Ich ignorierte den Stich in meinem Herzen und die plötzlich wieder aufkommende Wut. Das würde mir gerade kaum weiterhelfen.

„Und, ist was dabei rausgekommen?", fragte ich spitz.

„So einiges. Ich kenne den Treffpunkt und die Tage, an denen sie zusammenkommen. Wer genau beteiligt ist, weiß ich leider noch nicht, aber das kann sich nur noch um Wochen handeln. Wichtig ist eher, dass man auf keinen Fall bemerkt wird. Sonst wechseln sie den Treffpunkt und die Uhrzeiten sofort. Das haben wir beide glaube ich schon erlebt."

In der hintersten Ecke meines Kopfes wusste ich, dass ich gerade emotional nicht besonders die Stabilste war. Aber was zu viel war, war zu viel. Und sein beiläufiger Tonfall war das Letzte, das ich noch gebraucht hatte, um zu explodieren.

„Das ist sehr schön für dich. Dann werde ich dich mal besser nicht aufhalten, damit du in aller Ruhe deine Untersuchungen weiterverfolgen kannst", fauchte ich. Ich versuchte nicht einmal mehr, meinen Zorn zu unterdrücken.

Unter seinem überraschten Blick machte ich auf dem Absatz kehrt. Ich ging mit möglichst würdevollen Schritten den Gang hinunter, doch als ich abgebogen war, begann ich zu rennen.

„Anna, warte! Was...", kam es aus Max' Richtung, schon so leise, dass ich es beinahe nicht mehr hörte. Ich blieb nicht stehen und folgte dem Gang weiter, bis zu den Naturwissenschaftsräumen.

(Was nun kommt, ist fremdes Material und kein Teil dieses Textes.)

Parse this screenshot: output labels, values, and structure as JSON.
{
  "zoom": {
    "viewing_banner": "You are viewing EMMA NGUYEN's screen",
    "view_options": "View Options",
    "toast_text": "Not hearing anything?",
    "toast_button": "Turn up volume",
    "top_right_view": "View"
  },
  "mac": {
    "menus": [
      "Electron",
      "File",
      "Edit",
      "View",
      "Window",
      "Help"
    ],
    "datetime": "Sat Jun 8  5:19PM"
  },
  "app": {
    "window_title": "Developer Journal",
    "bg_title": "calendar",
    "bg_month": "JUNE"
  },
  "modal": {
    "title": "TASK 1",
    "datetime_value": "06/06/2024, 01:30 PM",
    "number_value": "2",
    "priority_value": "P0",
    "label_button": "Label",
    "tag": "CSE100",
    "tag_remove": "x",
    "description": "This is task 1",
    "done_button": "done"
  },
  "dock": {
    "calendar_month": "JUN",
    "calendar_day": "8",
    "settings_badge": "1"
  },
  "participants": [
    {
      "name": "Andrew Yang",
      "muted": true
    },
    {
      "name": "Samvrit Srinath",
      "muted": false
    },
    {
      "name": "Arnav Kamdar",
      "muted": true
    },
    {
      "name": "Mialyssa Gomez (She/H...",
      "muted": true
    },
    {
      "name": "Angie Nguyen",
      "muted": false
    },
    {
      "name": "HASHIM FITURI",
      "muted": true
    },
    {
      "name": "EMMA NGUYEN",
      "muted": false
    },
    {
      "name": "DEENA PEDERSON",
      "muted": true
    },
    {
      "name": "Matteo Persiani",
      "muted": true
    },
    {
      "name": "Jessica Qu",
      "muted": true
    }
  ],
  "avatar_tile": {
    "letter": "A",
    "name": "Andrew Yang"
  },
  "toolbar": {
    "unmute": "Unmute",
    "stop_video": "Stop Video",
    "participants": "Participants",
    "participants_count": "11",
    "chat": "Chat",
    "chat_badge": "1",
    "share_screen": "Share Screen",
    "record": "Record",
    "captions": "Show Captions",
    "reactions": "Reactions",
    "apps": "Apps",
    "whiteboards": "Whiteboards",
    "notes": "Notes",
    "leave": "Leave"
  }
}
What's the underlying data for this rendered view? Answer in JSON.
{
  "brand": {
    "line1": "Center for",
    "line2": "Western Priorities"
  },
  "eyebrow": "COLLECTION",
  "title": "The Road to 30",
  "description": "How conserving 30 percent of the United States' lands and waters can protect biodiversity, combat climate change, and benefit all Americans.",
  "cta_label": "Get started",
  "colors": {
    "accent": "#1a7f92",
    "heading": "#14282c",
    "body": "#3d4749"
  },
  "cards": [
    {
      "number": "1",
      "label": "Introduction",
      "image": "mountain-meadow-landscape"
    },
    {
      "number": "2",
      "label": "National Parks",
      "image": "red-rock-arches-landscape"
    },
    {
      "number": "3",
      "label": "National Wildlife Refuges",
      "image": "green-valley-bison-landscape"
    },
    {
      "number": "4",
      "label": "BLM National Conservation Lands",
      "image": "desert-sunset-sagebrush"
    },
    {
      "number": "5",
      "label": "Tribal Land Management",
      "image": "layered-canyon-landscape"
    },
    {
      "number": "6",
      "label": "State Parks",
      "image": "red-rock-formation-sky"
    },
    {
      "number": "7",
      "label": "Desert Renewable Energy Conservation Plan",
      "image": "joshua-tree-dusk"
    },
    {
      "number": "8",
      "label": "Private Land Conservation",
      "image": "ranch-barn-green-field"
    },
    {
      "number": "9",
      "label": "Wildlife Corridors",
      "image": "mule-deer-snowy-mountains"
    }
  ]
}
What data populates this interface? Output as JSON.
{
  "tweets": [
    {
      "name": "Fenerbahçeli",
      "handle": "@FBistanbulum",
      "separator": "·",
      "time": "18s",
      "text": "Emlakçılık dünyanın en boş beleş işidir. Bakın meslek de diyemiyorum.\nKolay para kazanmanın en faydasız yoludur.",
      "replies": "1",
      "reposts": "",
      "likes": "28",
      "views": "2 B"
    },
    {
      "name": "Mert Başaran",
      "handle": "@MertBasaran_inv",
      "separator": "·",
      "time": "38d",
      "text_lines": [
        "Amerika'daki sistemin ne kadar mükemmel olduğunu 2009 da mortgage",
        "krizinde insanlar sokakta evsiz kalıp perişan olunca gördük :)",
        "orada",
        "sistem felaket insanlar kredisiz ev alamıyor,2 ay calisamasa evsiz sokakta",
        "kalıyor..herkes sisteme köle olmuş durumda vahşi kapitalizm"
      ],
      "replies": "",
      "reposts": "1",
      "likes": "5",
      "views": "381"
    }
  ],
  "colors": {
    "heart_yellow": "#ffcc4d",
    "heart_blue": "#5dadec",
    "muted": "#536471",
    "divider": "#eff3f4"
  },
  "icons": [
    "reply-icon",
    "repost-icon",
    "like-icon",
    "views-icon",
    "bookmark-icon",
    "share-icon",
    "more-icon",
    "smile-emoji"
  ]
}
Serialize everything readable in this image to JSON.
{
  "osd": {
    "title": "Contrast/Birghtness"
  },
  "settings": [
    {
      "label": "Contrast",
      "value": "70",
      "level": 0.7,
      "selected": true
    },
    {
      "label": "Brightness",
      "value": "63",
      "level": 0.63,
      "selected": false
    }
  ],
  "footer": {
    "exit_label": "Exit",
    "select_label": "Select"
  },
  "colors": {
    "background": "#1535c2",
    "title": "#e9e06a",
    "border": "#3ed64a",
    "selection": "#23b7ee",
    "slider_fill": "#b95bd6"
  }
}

Von dort aus das kurze Stück bis in die Eingangshalle, die Treppe hoch, und schließlich war ich zurück bei meinem Zimmer angekommen.

Schwer atmend stürzte ich durch die Tür. Nicht jedoch, weil es das Gerenne anstrengend gewesen war, sondern aus Wut. Je länger ich darüber nachdachte, desto größer kam die Sache mir vor. Thea hatte ihm schon vor Monaten von unseren Ermittlungen erzählt. Was an sich vielleicht nicht das Schlimmste gewesen wäre, hätte sie es mit mir abgesprochen. Aber wie es aussah, hatte Max im Gegensatz zu mir deutlich mehr herausgefunden, das sie mit keinem Wort erwähnt hatte.

Ich bezweifelte keine Sekunde, dass sie von den Ergebnissen gewusst hatte. Die beiden erzählten sich ja sonst auch immer alles. Aber warum hatte ich da nichts von mitbekommen? Niemand konnte mir weismachen, dass es nicht wichtig gewesen wäre. Er hatte herausgefunden, wonach ich vergeblich gesucht hatte. Meine Mühen waren die ganze Zeit über vergebens gewesen.

Ich ließ mich aufs Bett fallen und stöhnte auf. Es war zum Schreien. Erst war noch alles okay, dann stritten Thea und ich uns über Moralvorstellungen, dann vertrugen wir uns wieder, dann küsste sie mich auf einmal und jetzt das. Ich wurde einfach nicht schlau aus ihr.